Захар в эту минуту не чувствовал, как гудят ноги после трехдневной ходьбы на лыжах, не слышал голосов за дощатой стеной. Всем его сознанием, всеми чувствами владело одно: Настенька, милая, ненаглядная Настенька здесь! Они глядели друг другу в глаза и не могли наглядеться. Захар осторожно зачесывал ей назад шелковистые, коротко остриженные волосы, потом принимался целовать ее щеки, лоб, курносый носик, мягкий подбородок.

Да, это была их минута, долгожданная и бесконечно дорогая награда за долгую и трудную разлуку! Они не замечали времени и, должно быть, просидели бы так вечность, если бы не послышался осторожный стук в дверь. Вошел Степан Толкунов, светловолосый красавец в поварском колпаке и фартуке не первой свежести.

— Прошу извинения, я насчет ужина пришел уточнить: вам как — сюда принести или за общим столом покушаете?

— Для начала, Степа, познакомься: Настенька! — сказал Захар. — А это наш с тобой земляк, новочеркасский франт и в прошлом девичий сердцеед, — представил он Толкунова.

— Уж ты скажешь, Захар! — смущенно возразил Толкунов. — Со счастливой вас дорогой, Настенька. — И он бережно пожал ей руку. — Как там наш Новочеркасск, на месте? Ох и соскучился же я!..

— Все так же, по-старому…

— Да, город, конечно, веселый, — заметил Захар. — Но ничего! Скоро и у нас будет не хуже, чем в Новочеркасске. Ну так что, гостюшка, тут поужинаем или пойдем за общий стол?

— Неудобно мне, Зоря, с дороги помятая я вся.

— Принесу сюда, — выручил ее Толкунов, — а то и вправду, какой ужин, когда человек стесняется?

Он вышел, но вскоре появился опять — с двумя алюминиевыми мисками, полными картошки, сваренной вместе с соленой кетой, и двумя ломтями хлеба.

— Немножечко переварил, язви его, — заметил Толкунов смущенно, — но ничего, есть можно… За чаем сам придешь, Захар! — и вышел.

— Ну и достанется сегодня Степе! — усмехнулся Захар, принимаясь за еду.

— За что? — удивилась Настенька.

— Вот за это варево. Испортил продукты.

Бригада Жернакова и здесь жила коммуной, занимая отдельную секцию барака. Двадцать два топчана с тумбочками, длинный обеденный стол из грубых досок со скамейками по бокам, возле торцового окна — книжный стеллаж, и еще один стол — там ленинский уголок; справа, в сторонке, рундук для продуктов и посуды да посредине огромная, как кибитка, чугунная печь на фундаменте из дикого камня и гравия — вот и вся обстановка.
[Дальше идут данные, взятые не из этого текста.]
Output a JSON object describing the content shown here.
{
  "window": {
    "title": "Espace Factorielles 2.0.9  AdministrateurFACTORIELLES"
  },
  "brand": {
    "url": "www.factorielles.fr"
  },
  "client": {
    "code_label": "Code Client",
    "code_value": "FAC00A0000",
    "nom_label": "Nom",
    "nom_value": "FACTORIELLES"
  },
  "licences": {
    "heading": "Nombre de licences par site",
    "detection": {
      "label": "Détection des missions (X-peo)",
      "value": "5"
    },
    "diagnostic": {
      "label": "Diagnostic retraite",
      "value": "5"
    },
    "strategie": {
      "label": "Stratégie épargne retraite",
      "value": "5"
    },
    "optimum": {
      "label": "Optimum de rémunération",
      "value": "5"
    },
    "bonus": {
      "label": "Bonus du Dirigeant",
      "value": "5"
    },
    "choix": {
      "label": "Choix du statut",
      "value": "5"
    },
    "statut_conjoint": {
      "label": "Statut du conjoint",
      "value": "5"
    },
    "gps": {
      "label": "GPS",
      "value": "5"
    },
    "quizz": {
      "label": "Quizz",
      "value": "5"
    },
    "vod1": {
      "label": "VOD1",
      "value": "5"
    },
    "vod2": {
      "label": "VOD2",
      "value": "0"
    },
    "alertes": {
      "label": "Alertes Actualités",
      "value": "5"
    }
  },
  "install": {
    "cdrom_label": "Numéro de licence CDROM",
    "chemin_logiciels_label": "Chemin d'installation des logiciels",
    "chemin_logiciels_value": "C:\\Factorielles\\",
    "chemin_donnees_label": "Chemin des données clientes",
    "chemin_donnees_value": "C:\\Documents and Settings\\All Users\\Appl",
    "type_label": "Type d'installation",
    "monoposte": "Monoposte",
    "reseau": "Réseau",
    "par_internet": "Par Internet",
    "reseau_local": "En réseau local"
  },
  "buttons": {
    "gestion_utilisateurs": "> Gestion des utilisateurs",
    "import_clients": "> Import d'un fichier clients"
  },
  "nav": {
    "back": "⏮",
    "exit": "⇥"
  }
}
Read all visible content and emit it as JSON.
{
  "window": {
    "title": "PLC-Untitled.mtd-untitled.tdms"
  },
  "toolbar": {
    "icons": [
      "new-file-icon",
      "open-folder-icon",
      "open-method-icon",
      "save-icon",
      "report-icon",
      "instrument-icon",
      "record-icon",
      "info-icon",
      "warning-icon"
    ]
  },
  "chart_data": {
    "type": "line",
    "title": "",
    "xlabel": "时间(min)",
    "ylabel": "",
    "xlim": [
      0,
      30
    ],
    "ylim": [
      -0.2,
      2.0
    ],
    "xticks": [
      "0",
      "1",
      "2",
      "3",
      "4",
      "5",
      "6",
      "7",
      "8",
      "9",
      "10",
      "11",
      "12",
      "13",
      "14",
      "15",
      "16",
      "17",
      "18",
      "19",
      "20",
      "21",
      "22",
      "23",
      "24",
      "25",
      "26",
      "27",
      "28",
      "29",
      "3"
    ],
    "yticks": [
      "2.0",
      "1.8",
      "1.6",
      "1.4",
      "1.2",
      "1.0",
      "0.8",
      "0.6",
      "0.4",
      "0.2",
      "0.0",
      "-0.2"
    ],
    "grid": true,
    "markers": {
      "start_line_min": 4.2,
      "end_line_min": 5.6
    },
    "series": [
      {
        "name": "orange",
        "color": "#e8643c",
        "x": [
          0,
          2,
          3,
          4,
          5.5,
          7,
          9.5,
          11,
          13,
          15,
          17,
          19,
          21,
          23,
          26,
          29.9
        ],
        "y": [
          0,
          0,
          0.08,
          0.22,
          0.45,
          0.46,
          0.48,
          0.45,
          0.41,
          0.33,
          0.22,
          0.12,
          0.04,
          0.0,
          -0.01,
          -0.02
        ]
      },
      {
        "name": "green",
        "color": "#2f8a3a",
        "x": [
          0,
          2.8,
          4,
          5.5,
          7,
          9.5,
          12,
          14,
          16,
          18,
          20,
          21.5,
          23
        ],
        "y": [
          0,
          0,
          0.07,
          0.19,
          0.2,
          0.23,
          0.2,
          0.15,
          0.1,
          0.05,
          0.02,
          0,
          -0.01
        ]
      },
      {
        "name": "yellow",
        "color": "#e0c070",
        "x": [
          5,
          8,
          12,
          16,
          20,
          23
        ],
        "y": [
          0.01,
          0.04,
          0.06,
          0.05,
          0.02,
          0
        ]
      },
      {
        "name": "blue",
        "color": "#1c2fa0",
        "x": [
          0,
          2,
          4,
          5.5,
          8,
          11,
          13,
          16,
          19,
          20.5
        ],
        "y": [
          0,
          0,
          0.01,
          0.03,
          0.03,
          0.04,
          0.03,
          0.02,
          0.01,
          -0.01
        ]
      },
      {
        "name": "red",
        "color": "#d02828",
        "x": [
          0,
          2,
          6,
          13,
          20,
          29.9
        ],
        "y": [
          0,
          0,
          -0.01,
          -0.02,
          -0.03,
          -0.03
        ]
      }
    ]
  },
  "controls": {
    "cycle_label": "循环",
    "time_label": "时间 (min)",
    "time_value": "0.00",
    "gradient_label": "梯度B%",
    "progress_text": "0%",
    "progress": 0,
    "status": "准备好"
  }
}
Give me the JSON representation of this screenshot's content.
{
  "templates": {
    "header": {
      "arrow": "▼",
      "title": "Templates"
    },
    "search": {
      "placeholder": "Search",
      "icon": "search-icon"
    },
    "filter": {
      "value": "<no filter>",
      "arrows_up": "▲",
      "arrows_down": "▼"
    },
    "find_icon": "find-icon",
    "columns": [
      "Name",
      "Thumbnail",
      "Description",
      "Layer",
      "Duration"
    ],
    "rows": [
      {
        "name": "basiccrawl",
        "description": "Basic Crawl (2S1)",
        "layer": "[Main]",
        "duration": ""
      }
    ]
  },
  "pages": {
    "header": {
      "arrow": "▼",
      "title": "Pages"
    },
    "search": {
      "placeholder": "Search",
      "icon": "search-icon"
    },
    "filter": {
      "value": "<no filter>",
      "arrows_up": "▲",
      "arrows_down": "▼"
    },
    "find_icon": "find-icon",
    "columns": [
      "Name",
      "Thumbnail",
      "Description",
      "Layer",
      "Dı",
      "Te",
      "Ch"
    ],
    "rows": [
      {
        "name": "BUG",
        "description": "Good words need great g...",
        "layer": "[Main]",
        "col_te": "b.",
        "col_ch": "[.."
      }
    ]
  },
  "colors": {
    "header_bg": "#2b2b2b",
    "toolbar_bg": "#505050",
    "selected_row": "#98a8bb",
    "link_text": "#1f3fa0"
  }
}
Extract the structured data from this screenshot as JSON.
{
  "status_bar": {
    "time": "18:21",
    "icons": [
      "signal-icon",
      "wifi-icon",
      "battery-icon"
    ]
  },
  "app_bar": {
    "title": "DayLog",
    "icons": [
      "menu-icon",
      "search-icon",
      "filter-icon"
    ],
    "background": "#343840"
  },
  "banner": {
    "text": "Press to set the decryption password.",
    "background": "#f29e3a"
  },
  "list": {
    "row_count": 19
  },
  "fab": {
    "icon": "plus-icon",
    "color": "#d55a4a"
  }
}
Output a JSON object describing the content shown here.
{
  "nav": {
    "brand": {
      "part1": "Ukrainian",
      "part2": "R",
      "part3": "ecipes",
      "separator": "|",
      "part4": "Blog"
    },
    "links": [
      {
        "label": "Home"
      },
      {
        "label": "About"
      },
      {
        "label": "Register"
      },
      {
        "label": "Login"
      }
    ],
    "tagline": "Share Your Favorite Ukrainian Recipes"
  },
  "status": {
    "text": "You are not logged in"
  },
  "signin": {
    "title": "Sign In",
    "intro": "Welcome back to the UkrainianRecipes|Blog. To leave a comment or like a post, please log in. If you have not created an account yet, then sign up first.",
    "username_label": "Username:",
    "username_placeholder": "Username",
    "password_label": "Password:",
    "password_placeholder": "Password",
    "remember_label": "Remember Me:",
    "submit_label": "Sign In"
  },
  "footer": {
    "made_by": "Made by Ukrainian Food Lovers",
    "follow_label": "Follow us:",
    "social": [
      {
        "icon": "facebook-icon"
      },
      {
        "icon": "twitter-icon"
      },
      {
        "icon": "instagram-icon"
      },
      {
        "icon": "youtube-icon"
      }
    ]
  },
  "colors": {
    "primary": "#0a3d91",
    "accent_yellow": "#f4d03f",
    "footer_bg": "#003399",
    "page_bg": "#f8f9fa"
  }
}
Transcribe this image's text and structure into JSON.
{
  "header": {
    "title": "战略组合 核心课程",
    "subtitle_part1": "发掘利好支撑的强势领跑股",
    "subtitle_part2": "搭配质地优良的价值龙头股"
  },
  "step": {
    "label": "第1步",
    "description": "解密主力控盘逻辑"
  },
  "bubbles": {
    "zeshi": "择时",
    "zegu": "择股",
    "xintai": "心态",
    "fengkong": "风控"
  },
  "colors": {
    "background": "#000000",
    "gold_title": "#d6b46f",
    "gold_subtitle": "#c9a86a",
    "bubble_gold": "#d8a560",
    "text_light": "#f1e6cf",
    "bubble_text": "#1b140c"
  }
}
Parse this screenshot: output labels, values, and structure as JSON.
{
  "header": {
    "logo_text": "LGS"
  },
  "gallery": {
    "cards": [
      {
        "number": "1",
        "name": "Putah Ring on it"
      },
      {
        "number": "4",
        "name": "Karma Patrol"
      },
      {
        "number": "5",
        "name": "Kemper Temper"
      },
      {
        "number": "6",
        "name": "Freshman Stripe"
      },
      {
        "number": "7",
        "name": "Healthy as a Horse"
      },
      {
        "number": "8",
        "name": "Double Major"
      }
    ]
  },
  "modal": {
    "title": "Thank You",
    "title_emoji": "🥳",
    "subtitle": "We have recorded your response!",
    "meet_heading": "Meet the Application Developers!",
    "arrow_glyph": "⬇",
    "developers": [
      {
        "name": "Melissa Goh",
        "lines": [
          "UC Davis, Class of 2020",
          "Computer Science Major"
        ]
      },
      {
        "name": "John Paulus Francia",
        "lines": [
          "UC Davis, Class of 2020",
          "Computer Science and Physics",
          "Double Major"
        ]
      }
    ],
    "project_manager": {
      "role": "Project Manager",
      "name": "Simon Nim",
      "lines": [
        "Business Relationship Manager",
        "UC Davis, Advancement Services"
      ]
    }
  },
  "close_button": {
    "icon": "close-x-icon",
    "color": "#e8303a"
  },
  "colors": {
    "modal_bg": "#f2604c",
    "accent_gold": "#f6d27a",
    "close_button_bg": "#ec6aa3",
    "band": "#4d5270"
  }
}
На каждый день назначался дежурный по коммуне. Он должен был топить печь, запасать на день кадку воды и совмещать все дела с обязанностями повара. Но так как не всякому дан талант кулинара, то почти каждый вечер на коммунарском совете под председательством старосты Феди Брендина чинился суд за подгорелую кашу или пересоленные щи, за грязный фартук или за плохо вымытую посуду. Проштрафившегося наказывали по степени виновности. Высшей мерой «социальной защиты» считалось либо наколоть кубометр дров в нерабочее время, либо вне очереди помыть пол, либо постирать всем полотенца с обязательным кипячением в баке. Существовали и другие, более легкие меры наказания, как, например, пропеть песню «Разлука, ты разлука», получить три щелчка по лбу или еще что-нибудь в этом роде. У коммунаров по вечерам стоял хохот, полы были всегда чистыми, а в запасе на каждый день имелся лишний кубометр дров.